PLDT Chief Finance Officer Anabelle L. Chua said the recently signed Republic Act No. 11534 or the Corporate Recovery and Tax Incentives (CREATE) law that lowered the income tax rates from 30% to 25% also aided the company’s performance.
“With respect to the current year, the impact of the 25% versus 30% tax rate was close to P400 million for the quarter,” she noted.
The company’s consolidated EBITDA (earnings before interest, taxes, depreciation and amortization) increased 7% year on year to P23.3 billion, excluding MRP (manpower reduction program) expenses, “driven by higher service revenues.”
“EBITDA margin was at 51% in the first quarter of 2021,” the company noted.
Out of the capital expenditure (capex) commitment of up to P92 billion for 2021, PLDT spent over P20 billion in the first quarter, Mr. Pangilinan said.
Network upgrades, the company said, made up bulk of the capex spend. “The unrelenting rollout of fiber, 5G and 4G/LTE networks to support business demand underpin the 2021 capex commitment.”
As for the second quarter, Mr. Pangilinan said: “Revenues for April and the first week of May are looking good, so revenues for the second quarter are likely to be similar to, if not higher than, the first quarter growth.”

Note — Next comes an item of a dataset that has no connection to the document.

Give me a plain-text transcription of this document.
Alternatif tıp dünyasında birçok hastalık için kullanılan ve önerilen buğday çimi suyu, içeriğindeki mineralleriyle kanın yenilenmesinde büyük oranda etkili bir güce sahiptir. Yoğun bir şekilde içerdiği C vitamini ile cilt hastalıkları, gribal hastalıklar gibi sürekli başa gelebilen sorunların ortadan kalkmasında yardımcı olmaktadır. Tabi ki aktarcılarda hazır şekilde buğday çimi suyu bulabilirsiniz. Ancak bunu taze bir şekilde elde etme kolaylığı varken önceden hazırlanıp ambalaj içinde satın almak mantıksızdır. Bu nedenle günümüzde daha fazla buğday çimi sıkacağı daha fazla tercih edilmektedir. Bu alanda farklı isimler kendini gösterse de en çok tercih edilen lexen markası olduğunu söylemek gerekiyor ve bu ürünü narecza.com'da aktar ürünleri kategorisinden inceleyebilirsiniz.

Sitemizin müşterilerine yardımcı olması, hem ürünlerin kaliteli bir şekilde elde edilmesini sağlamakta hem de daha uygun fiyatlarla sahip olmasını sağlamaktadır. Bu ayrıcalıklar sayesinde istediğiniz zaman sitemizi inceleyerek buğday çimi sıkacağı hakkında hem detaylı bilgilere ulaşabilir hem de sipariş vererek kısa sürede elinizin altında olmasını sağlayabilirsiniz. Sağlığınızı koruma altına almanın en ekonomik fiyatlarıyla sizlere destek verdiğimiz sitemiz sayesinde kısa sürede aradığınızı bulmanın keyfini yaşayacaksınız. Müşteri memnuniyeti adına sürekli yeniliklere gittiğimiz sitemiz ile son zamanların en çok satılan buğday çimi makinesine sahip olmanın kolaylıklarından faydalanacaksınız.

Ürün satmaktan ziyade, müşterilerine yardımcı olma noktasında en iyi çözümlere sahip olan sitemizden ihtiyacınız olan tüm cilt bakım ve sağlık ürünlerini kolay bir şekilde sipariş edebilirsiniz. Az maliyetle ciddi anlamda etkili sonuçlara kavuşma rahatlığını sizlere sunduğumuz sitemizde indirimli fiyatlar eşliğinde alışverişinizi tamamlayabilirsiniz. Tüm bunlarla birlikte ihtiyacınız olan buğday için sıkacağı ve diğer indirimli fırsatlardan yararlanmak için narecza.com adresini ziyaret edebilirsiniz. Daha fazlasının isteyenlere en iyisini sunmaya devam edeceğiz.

Mr. Pangilinan still expects Voyager Innovations to turn a profit by 2024.
“The strategy is concentrated on the local markets. Profitability is possible by 2024,” he said.
“If they accomplish P1 trillion or more than a trillion of gross transaction value [this year] on both sides, merchants and consumers, then they are closer to positive EBITDA by 2023 or even earlier. It depends on the volume,” Mr. Pangilinan explained.
Voyager’s portfolio includes digital payments firm PayMaya Philippines, Inc., mobile remittance brand Smart Padala, and financial technology firm FINTQnologies Corp. whose products include digital banking, digital aid and finance, and digital lending platforms.
Also on Thursday, Mr. Pangilinan said he will soon retire as president and chief executive officer of PLDT.
He said the matter will be discussed at PLDT’s annual shareholders’ meeting “scheduled next month.”
“I will retire as president and CEO of PLDT and pass the baton over to Al so I will stay as chairman,” Mr. Pangilinan said, referring to Smart President and Chief Executive Officer and PLDT Chief Revenue Officer Alfredo S. Panlilio.
“Of course, that’s subject to shareholders’ consent,” he noted.
PLDT shares closed 1.12% higher at P1,264 apiece on Thursday.
Hastings Holdings, Inc., a unit of PLDT Beneficial Trust Fund subsidiary MediaQuest Holdings, Inc., has a stake in BusinessWorld through the Philippine Star Group, which it controls.